Not much ado for me in the poker world in the last ten days, though I commented to a post over at Bill Rini's Virtual Poker Shack regarding the PokerStars rules modification within triple draw and badugi. Still, that stuff is a tempest in a teapot.
The real truth is that the laptop hard-drive crash of a couple of weeks back and the worst of the September poker crush has kept me real busy of late... not even talking about that lovely 22-hour finale to the WSOPE. Eyelids... toothpicks... eyelids... toooooothpicks.... But between that and two other events and some rather major domestic stories regarding poker legislation and legal matters, it's been a busy stretch.

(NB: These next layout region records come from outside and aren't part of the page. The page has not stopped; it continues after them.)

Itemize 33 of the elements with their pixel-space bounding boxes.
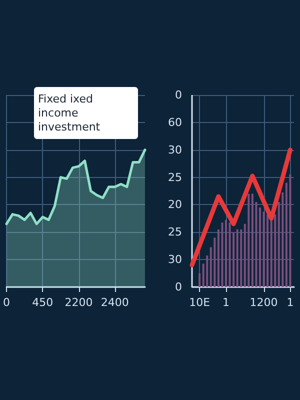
bar [198, 273, 201, 287]
bar [289, 174, 292, 287]
x-tick-label: 450 [32, 296, 54, 309]
x-tick-label: 0 [3, 296, 10, 309]
bar [248, 194, 250, 287]
bar [266, 214, 269, 287]
bar [228, 222, 231, 287]
bar [225, 220, 227, 287]
bar [282, 192, 284, 287]
text: 0 [175, 280, 182, 294]
text: 25 [168, 226, 182, 239]
text: 30 [168, 143, 182, 156]
bar [251, 194, 254, 287]
bar [259, 207, 261, 287]
text: 60 [168, 116, 182, 129]
bar [274, 214, 276, 287]
bar [221, 222, 224, 287]
bar [214, 238, 216, 287]
x-tick-label: 2200 [64, 296, 93, 309]
text: 20 [168, 198, 182, 212]
text: 25 [168, 170, 182, 184]
bar [262, 212, 265, 287]
text: 30 [168, 253, 182, 266]
x-tick-label: 1200 [250, 296, 278, 309]
text: 0 [175, 88, 182, 102]
x-tick-label: 2400 [100, 296, 129, 309]
bar [236, 229, 238, 287]
bar [240, 229, 242, 287]
x-tick-label: 10E [189, 296, 210, 309]
bar [206, 255, 208, 287]
x-tick-label: 1 [286, 296, 294, 309]
x-tick-label: 1 [222, 296, 230, 309]
text: Fixed ixed income investment [38, 92, 101, 134]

I've played live a couple of times recently but exited two tourneys in the way I find most frustrating -- when players who I thought were fairly decent proved to be rather weaker than initial estimations, knocking me out by accident by making really, really bad plays. Today, for instance, I moved all in over the top of a man I've played against several times -- nice enough guy, for all that -- who had been getting squirrelly with his aggressive steals. I pushed from the button with Q-Q with a marginally (but not terribly) short stack, over his raise from MP over a UTG limp, and he called with... K-J?? For half his stack?? Nice hand, sir, bwahhahahahahahaha. He rivered a four-flush to knock me out, but what I thought of while looking at the WPT Boot Camp hat he was wearing is that he ought to write those folks and ask for a refund. A player with that lack of comprehension of metagame considerations couldn't even tread water in $10 SNGs online. What he's not doing with that K-J is realizing that against my range he's got at least two chances in three of crippling himself. What he's trying to do instead is pray me onto a hand like pocket nines so he can somehow be in a race.
Or crap it out the hard way.
Yeah, frustrating.
Far more interesting, of course, was listening to four guys at my table, average age of 50, all assuring themselves and each other how rigged online poker was and is. "Oh, my aces got cracked eight times out of nine." Surrrrrrrre. Of, course, since he was the king of the pre-flop min-raise, thereby guaranteeing everyone else the best possible odds to come in after him, I suppose it was possible.
Of course, one of them then spouted that he'd heard about this UltimateBet thing, making him the fount of all knowledge on the subject, and oh, yeah, it was the absolute (heh to that) proof that all online poker everywhere was the dirtiest game imaginable. I've heard this stuff enough while playing live to know to just ignore it. It's times like these, when I'm playing more or less incognito, that I just like to be quiet and listen to the yokels yammer. It's always entertaining.
It's funny, though, just how badly some of these folks play in tournaments that have these $100 and $150 and $200 buy-ins. My god, I wish I had a bankroll of $10,000 or so so I could just roll around and take donkament shots without worrying about variance. On average, they are significantly worse than your typical $20 or $30 tourney player online, and are exactly the same folks that think nothing of going to a nice local golf course, plunking down $80 for greens fees and a cart -- and another $40 for drinks and a sandwich -- and hack it around to the tune of a 115. Thus we learn about the utility value of money: the more one has, the less each additional individual dollar is worth.